Private equity in line for ProSieben

Mediaset eliminated from auction for German b'caster

Private-equity groups look likely to win the bidding for Haim Saban's German broadcaster ProSiebenSat.1 after Italy's Mediaset was eliminated from the auction.

The Mediaset news and the release of disappointing third-quarter figures Thursday hurt ProSieben's shares, which fell 5.2% to €22.81 ($29.28).

Revenue at the Munich-based group increased 3.7% in the third quarter to €431.3 million ($551 million), but its profit tumbled to just €13.1 million ($16.7 million), compared with €44.7 million a year ago.

ProSiebenSat.1 CEO Guillaume de Posch blamed the drop on a decision to pay off a €200 million loan earlier than expected. But he insisted that ProSieben had "the wind at its back" thanks to a rebound in the German advertising market and the launch of several new-media ventures, including video-on-demand service Maxdome and two digital pay TV channels.

De Posch said sales growth at ProSieben will outpace the overall market, forecasting 5%-6% revenue growth this year, compared with an expected 2%-3% for the industry.

Saban and company have reportedly received about 10 nonbinding bids. Sources said they include ones from Goldman Sachs' investment arm and private-equity group Permira.

Sources close to the negotiations confirmed media reports that Mediaset has been taken off the list of potential ProSieben bidders because of "political concerns."

German politicians of all stripes have come out against a takeover of the country's largest commercial broadcaster by Mediaset, which is controlled by Italian billionaire and former Prime Minister Silvio Berlusconi.

The image of Berlusconi in the German media is that of a corrupt and power-hungry populist. Many Germans have not forgotten his comments in 2003, when he compared a German legislator to a concentration camp commandant.

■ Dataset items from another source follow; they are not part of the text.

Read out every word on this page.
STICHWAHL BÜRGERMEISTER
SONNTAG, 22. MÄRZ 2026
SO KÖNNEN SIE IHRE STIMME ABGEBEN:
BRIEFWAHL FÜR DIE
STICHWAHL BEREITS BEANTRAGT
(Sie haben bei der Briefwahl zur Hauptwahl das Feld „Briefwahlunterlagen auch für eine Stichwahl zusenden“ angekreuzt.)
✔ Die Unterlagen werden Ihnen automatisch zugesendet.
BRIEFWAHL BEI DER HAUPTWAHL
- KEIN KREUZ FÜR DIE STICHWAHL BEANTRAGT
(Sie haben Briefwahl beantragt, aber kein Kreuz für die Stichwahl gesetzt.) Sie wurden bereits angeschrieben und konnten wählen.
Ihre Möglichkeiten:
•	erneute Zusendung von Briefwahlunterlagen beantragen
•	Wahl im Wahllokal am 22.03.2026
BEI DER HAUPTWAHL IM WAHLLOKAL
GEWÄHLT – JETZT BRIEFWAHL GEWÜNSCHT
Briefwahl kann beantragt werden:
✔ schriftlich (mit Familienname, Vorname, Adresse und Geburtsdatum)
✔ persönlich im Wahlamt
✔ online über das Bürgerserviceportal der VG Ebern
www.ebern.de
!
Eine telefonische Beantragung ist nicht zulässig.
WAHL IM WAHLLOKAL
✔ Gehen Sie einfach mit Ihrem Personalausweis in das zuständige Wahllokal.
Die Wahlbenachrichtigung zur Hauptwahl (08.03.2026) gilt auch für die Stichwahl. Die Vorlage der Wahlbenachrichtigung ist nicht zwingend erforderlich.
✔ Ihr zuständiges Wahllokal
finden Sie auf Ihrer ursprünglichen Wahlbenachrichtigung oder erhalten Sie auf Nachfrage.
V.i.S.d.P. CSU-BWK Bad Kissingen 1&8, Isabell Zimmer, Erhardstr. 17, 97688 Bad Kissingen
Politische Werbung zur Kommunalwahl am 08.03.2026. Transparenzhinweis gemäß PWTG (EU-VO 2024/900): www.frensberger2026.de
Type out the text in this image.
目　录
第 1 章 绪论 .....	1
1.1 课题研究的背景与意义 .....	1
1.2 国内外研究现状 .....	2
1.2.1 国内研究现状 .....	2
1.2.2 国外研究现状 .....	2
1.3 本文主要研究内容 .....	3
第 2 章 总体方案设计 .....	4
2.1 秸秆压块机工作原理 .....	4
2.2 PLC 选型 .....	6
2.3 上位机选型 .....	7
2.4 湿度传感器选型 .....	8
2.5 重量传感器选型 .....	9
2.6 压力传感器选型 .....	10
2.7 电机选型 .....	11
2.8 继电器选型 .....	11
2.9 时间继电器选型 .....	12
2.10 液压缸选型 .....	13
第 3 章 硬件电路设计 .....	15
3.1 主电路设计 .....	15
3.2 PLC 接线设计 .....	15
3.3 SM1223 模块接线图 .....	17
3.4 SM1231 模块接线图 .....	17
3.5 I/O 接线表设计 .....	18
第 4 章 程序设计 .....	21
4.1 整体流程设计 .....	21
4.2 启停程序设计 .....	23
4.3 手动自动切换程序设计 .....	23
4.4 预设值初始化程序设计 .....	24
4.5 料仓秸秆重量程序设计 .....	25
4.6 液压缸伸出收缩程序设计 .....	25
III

Mediaset confirmed Thursday that it has not been accepted into the next round of bidding for ProSieben.

ProSieben and two Saban spokeswomen declined comment Thursday, but sources said some of the bids were for more than €30 ($38) a share. That compares with the €23.37 ($30) a share German publisher Axel Springer offered this year in a deal that failed.

Saban and his private-equity investors, which include Bain Capital, Providence Equity Partners, Thomas H. Lee and Hellman & Friedman, hold 88% of ProSieben's voting shares. The price tag for full control of ProSieben is likely to top $6 billion.

Scott Roxborough reported from Cologne, Germany; Eric J. Lyman reported from Rome.